Dengan kata lain tersisa tiga setengah hari lagi untuk proses transfer pemain. Jika sampai batas waktu nama pemain belum masuk FIFA Transfer Matching System (TMS), statusnya tidak akan sah.

Adapun bursa transfer awal tahun ini dibuka pada 10 Januari 2026. Sejauh ini sejumlah klub telah melakukan perombakan tim agar bisa bersaing pada putaran kedua kompetisi.

Persija Jakarta menjadi salah satu klub yang cukup aktif. Persija Jakarta misalnya, melepas dan meminjam beberapa pemainnya, sambil mendatangkan nama baru.

Salah satu di antaranya Mauro Zijlstra. Pemain Timnas Indonesia tersebut ditransfer dari Vollendam FC dan langsung dikontrak dengan durasi 2,5 tahun atau hingga akhir 2027/2028.

Persib Bandung juga bergerak agresif di bursa transfer. Bahkan, Maung Bandung mendatangkan mantan pemain Paris Saint-Germain, Layvin Kurzawa.

Menjelang tutup jendela transfer ini, Persib disebut-sebut akan mendatangkan dua pemain berposisi striker, Ragnar Oratmangoen dan Mariano Peralta yang masih terikat dengan Borneo FC.

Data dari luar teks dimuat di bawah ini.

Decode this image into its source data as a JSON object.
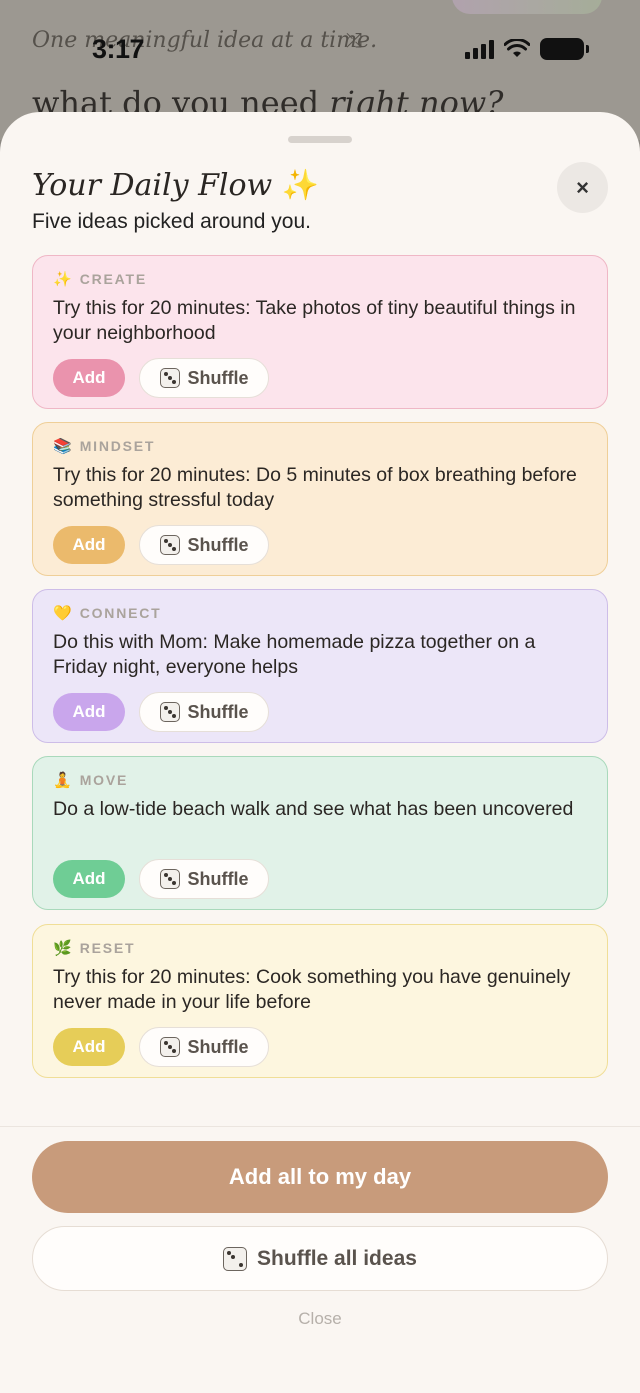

Transfer Peralta bahkan digadang-gadang bakal menjadi rekor tertinggi sepak bola Indonesia.

Di papan bawah, klub-klub seperti Semen Padang, Persijap Jepara, dan PSBS Biak juga tancap gas. Mereka aktif memburu pemain demi menghindari ancaman degradasi.

Mayoritas klub kini berpacu dengan waktu. Segala berkas coba dituntaskan sebelum tenggat waktu yang ditetapkan regulator kompetisi.

Di tengah hiruk-pikuk transfer, Persebaya Surabaya memilih jalur berbeda dengan mempertahankan struktur tim muda. Strategi ini menjadi sinyal kuat regenerasi tetap jadi fondasi utama Green Force.

Status sebagai tim termuda ketiga bukan sekadar angka statistik. Itu menjadi cerminan keberanian Persebaya Surabaya membangun masa depan, sambil tetap menantang rival-rivalnya di putaran kedua Super League.